Bruna, então, foi até a caminhonete, pegou uma pistola calibre .380 e disparou contra Marcelo. Genuir tentou intervir e defender o filho, mas também foi atingido pelos tiros. O marido da suspeita conseguiu pegar a arma e impedir novos disparos.

Ainda segundo o boletim de ocorrência, Bruna e a mãe agrediram a suposta amante com puxões de cabelo. O pai da gestante ainda teria ajudado nas agressões, dando "pranchadas com um facão" nas nádegas da vítima. Eles fugiram do local em uma S10.

Ainda conforme o delegado, o marido de Bruna tentou socorrer Marcelo, que foi levado com vida para o Hospital Municipal, mas não resistiu aos ferimentos. Genuir teve a morte constatada ainda na casa onde morava.

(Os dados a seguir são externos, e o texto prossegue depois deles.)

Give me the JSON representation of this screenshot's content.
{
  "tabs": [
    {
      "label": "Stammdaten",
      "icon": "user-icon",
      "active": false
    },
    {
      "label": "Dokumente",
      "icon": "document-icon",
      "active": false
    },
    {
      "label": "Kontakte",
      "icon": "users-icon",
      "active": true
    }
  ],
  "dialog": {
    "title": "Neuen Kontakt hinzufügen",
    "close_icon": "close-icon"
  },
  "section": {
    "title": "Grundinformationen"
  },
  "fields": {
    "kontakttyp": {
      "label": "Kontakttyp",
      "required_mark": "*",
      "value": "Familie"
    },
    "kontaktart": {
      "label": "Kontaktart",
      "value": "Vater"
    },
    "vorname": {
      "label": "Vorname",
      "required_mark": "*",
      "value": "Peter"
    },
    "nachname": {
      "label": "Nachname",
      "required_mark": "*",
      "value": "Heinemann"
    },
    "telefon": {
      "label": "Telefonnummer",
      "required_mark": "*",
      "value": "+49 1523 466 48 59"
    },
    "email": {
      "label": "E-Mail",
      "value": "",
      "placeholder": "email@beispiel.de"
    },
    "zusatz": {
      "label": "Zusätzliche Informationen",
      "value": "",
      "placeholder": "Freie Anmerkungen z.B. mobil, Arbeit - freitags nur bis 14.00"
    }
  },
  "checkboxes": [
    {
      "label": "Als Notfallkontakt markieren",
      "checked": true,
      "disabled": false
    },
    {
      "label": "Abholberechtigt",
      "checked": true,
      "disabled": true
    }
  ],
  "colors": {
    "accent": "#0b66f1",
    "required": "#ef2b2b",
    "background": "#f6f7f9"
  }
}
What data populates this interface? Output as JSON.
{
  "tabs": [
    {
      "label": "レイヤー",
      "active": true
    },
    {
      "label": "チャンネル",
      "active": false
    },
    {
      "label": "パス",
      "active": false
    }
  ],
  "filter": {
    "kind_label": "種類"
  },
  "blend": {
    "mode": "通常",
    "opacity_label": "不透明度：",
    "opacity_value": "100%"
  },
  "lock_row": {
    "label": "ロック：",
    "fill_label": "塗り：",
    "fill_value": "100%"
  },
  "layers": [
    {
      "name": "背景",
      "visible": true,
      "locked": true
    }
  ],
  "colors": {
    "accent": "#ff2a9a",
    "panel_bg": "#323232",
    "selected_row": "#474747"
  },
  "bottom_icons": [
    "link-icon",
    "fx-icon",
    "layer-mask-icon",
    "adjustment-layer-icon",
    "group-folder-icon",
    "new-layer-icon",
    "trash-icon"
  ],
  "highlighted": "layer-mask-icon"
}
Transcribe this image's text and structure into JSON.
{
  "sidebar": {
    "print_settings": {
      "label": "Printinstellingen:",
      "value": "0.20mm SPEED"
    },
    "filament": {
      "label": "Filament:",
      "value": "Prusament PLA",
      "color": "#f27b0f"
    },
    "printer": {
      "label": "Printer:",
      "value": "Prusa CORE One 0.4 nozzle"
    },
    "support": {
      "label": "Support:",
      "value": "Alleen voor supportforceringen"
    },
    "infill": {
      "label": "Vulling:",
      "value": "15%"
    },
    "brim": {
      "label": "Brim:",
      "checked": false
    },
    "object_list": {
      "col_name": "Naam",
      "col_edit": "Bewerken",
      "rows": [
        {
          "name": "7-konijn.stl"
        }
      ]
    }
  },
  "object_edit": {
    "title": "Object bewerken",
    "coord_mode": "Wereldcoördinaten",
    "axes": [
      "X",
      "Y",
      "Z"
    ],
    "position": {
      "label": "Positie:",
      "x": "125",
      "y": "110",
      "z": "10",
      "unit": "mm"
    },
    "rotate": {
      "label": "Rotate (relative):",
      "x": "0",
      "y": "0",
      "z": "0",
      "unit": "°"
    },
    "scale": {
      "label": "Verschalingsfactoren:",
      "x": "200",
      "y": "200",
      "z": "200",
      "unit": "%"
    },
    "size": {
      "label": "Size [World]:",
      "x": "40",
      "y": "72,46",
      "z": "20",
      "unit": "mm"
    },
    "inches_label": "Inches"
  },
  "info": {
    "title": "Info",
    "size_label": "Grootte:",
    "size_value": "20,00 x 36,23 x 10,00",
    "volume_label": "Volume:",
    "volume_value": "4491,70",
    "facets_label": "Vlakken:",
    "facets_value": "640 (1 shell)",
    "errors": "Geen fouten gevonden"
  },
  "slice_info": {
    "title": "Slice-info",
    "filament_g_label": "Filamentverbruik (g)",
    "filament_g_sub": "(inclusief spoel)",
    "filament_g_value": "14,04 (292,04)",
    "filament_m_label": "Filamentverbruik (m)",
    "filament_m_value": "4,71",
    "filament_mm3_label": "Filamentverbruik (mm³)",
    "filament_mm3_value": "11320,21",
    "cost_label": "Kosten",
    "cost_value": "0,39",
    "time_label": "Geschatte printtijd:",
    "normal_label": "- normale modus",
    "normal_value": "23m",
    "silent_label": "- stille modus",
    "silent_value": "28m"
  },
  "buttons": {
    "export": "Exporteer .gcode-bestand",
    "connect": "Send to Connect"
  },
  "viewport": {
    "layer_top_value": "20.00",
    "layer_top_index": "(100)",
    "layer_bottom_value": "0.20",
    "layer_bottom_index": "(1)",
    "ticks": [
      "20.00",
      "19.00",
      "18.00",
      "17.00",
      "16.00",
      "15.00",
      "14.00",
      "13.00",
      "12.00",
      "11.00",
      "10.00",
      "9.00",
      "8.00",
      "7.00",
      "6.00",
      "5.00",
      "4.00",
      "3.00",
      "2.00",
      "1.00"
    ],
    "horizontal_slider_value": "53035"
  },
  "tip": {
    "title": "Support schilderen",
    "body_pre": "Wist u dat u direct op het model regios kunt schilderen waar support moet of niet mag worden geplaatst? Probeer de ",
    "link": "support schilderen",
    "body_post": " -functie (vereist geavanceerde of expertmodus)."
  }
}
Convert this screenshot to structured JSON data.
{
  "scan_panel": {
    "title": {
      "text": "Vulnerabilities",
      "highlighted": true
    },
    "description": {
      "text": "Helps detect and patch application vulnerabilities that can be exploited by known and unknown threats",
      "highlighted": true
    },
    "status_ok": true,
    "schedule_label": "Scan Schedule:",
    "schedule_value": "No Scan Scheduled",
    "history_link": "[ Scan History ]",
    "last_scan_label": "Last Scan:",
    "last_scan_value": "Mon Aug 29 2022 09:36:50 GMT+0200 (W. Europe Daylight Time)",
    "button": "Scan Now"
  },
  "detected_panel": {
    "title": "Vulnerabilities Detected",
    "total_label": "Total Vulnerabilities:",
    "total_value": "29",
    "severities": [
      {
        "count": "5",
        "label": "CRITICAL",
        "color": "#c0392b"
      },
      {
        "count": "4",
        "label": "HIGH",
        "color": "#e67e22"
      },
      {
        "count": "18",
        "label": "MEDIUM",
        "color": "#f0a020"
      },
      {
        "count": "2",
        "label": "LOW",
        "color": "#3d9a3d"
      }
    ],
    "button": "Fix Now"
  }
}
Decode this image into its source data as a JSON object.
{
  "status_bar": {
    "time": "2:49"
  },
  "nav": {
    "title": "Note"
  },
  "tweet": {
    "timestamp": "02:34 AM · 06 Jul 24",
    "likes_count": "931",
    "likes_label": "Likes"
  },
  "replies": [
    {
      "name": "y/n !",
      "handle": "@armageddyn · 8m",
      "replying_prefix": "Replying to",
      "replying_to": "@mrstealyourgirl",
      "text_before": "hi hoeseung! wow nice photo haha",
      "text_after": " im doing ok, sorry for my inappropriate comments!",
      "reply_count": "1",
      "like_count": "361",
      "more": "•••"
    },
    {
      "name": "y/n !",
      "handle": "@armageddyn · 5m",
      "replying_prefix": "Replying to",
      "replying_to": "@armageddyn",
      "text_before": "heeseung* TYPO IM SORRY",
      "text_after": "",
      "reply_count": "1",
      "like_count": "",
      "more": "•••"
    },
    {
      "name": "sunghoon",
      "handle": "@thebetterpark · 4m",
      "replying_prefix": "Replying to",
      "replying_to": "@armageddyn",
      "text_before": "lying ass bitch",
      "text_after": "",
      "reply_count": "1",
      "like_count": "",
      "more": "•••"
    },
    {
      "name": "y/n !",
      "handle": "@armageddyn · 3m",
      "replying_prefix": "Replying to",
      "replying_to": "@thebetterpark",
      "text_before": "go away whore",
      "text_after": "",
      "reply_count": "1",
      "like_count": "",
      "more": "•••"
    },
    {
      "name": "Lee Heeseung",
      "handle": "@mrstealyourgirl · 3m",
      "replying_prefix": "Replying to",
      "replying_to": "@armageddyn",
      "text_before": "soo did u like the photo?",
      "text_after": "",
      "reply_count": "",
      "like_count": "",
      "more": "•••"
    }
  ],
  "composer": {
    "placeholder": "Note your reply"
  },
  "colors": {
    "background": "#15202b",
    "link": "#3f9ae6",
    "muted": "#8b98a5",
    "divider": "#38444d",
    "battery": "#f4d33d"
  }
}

O marido de Bruna fugiu do hospital e ainda não foi localizado. A defesa da gestante afirmou que ele deve se apresentar na delegacia amanhã.

CASO ANTIGO

Em depoimento, Bruna contou ao delegado que já sabia do caso do marido desde meados de setembro deste ano, após perceber mudanças no comportamento dele. O casal começou a morar junto em maio do ano passado e a gestante contou que eles tinham uma boa relação.

Segundo o delegado, três meses após descobrir a gestação, que era de risco, Bruna decidiu conversar com o marido para saber se estava tudo bem. Ele afirmou que os dois não estavam com nenhum problema. Porém, em setembro deste ano, ela decidiu mexer no celular do marido enquanto ele dormia e encontrou mensagens da amante.

Bruna, então, acordou o marido e disse que "já sabia de tudo". Ele não negou o caso extraconjugal e ela decidiu passar um tempo na casa da mãe, mas ressaltou ao delegado que os dois mantinham contato diário. Alguns dias depois, Bruna voltou para casa e, no começo do mês, viu novas mensagens entre o marido e a amante.

Ela afirmou que printou as mensagens e mandou para ele, que pediu para que os dois não se separassem e disse que amava Bruna. O casal, então, decidiu passar "uma borracha e seguir a vida".

A gestante contou que chegou a conversar com a mulher pelo Instagram, mas a duas discutiram. A jovem pediu ajuda para a mãe da amante do marido, mas afirmou que ela "não deu atenção".

No sábado (22), ela pediu dinheiro ao marido para fazer a sobrancelha e ir à farmácia. Para chegar ao centro da cidade, a gestante disse que precisava passar pela casa da mulher. Junto da mãe, ela decidiu parar na residência e conversar com o pai da amante sobre as traições.

Logo em seguida, a mãe da mulher também teria se envolvido na situação, como contou a gestante, que foi xingada e agredida junto com a mãe.

FAMÍLIA EM ESTADO DE CHOQUE

Uma amiga de Bruna, que prefere não se identificar, disse à reportagem que o marido dela escolheu não agir para defender a esposa.

"O marido da Bruna estava lá no local, só que como ele tinha um caso com a outra, não fez nada na hora para defender a esposa dele. Deixou acontecer tudo que aconteceu e não fez nada. Infelizmente, nossa família está destruída. A família mora aqui há 31 anos. A Bruna foi defender o pai quando atirou no Marcelo", explicou.

Ela explicou que, desde o dia do crime, Bruna e os pais estão "dopados", pois precisam fazer uso de calmantes, além da gestante ter perdido líquido. Para ela, as famílias não têm culpa da situação.

"Ninguém tem culpa, a culpa é do amante e do cara. A família não tem culpa. Infelizmente, aconteceu tudo isso. Ela é a vítima, as duas famílias são. Errado foram os dois: ele que era casado e a mulher que sabia que ele era casado".

A amiga de Bruna também falou sobre a agressão com o facão, mencionada no boletim de ocorrência.

"Tinha um facão no carro que o pai dela usa para pescar, ele pegou e bateu na bunda da mulher [a amante], porque ela pulou em cima da Bruna, jogou ela no chão, enforcou e começou a pisar na barriga dela. A mãe da amante foi para dar uma paulada na cabeça da Bruna, a mãe dela colocou a mão, está com suspeita de fratura e vai passar por corpo de delito".

A reportagem entrou em contato com a família de Genuir e Marcelo, mas até o momento, não houve retorno. O espaço permanece aberto para posicionamento.